How are you talking about what’s counter to the spirit of the draft? You want to include perennial playoff teams that were well on their way to making it back.
"Well on their way" guarantees nothing, which is of course the entire point.
You aren't entitled to the lottery just because a once in a century health crisis shut the entire planet down. Detroit absolutely deserves one of those three picks, or even the first overall pick, more than Pittsburgh does, because they were a far worse team this season, and that's the point of the draft.
The simple fact is, while yes, other teams will lose out on their chance to get a top 3 pick (including my own, mind you), reverse standings is the compromise between ordering the standings by points% and only doing a draft with the bottom 15 teams, and giving every team, including teams that don't deserve a chance given the spirit and intention of the draft, arbitrary odds, and having a team like Pittsburgh draft Lafreniere or Washington draft Byfield.
In light of what the draft hopes to accomplish, there is not a single good reason that has been presented as to why those teams should have any balls in the lottery.
I’ve said this before, but I hope the penguins are able to keep their 1st this year. If my team played like the penguins for the last month of the season, had it’s core players while into their thirties (actually, my team does have that), and was just one Crosby injury away from potentially plummeting, I wouldn’t take the chance that my 1st could end up being an unprotected lottery pick. Worst case scenario for MN, the pick is a late 1st like it was going to be this year, just a year later. Best case... well you know the best case.And I imagine I'll have to tell you this when the Penguins are able to keep their 1st this year. Maybe you should take your own advice.

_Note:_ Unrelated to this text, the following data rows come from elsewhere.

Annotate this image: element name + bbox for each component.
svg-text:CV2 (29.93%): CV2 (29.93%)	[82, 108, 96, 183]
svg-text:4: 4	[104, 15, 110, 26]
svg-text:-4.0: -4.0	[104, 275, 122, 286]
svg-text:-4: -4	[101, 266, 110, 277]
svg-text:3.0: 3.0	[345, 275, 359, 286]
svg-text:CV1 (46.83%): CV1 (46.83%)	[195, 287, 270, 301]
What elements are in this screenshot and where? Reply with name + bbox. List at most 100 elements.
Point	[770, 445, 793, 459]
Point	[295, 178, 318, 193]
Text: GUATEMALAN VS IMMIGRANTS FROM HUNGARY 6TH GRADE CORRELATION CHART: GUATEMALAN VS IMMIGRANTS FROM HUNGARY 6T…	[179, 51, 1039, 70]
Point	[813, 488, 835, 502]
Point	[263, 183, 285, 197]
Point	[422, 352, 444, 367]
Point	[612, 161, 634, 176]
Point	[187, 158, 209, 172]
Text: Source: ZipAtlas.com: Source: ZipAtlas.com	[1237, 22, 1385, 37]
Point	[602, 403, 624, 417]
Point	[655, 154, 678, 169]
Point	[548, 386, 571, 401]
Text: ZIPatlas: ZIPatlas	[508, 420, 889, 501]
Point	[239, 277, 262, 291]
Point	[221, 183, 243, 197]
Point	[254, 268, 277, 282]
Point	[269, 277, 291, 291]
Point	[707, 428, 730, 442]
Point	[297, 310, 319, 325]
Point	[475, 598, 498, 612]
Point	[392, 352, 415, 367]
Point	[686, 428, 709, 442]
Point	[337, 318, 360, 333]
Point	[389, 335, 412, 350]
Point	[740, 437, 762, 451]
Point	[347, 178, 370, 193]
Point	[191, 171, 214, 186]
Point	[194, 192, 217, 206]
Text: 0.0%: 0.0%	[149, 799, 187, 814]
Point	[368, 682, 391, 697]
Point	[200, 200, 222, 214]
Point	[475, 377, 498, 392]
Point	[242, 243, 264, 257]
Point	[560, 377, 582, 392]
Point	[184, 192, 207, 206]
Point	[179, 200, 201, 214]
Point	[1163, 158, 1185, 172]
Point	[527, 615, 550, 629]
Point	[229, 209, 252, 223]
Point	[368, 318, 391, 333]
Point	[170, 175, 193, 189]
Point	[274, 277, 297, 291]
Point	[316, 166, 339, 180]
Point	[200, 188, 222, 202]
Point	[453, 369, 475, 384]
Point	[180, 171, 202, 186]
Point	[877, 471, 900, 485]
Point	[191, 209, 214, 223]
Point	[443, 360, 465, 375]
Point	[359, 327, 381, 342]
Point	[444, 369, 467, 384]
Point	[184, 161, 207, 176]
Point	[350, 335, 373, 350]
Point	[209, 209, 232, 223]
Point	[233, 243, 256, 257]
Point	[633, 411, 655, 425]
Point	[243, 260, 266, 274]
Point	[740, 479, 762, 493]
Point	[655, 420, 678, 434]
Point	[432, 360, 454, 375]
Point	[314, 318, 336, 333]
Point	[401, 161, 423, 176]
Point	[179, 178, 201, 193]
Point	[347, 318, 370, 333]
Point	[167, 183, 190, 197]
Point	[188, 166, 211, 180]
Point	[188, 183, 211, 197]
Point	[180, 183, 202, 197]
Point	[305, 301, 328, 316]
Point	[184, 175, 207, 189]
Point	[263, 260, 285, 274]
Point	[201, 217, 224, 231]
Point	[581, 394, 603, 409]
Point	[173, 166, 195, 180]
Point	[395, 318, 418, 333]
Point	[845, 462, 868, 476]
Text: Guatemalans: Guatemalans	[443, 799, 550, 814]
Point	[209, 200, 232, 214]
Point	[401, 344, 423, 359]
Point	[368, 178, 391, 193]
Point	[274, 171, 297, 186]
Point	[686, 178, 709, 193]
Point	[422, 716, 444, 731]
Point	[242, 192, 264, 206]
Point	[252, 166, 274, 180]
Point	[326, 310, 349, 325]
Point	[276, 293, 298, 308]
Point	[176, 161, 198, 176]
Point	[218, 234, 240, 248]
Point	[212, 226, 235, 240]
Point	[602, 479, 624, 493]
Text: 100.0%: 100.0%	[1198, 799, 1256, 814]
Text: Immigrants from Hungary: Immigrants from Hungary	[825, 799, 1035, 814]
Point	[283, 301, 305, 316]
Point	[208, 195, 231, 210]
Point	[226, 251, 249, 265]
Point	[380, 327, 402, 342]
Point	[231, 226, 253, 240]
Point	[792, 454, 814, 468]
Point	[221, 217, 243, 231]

I’ve said this before, but I hope the penguins are able to keep their 1st this year. If my team played like the penguins for the last month of the season, had it’s core players while into their thirties (actually, my team does have that), and was just one Crosby injury away from potentially plummeting, I wouldn’t take the chance that my 1st could end up being an unprotected lottery pick. Worst case scenario for MN, the pick is a late 1st like it was going to be this year, just a year later. Best case... well you know the best case.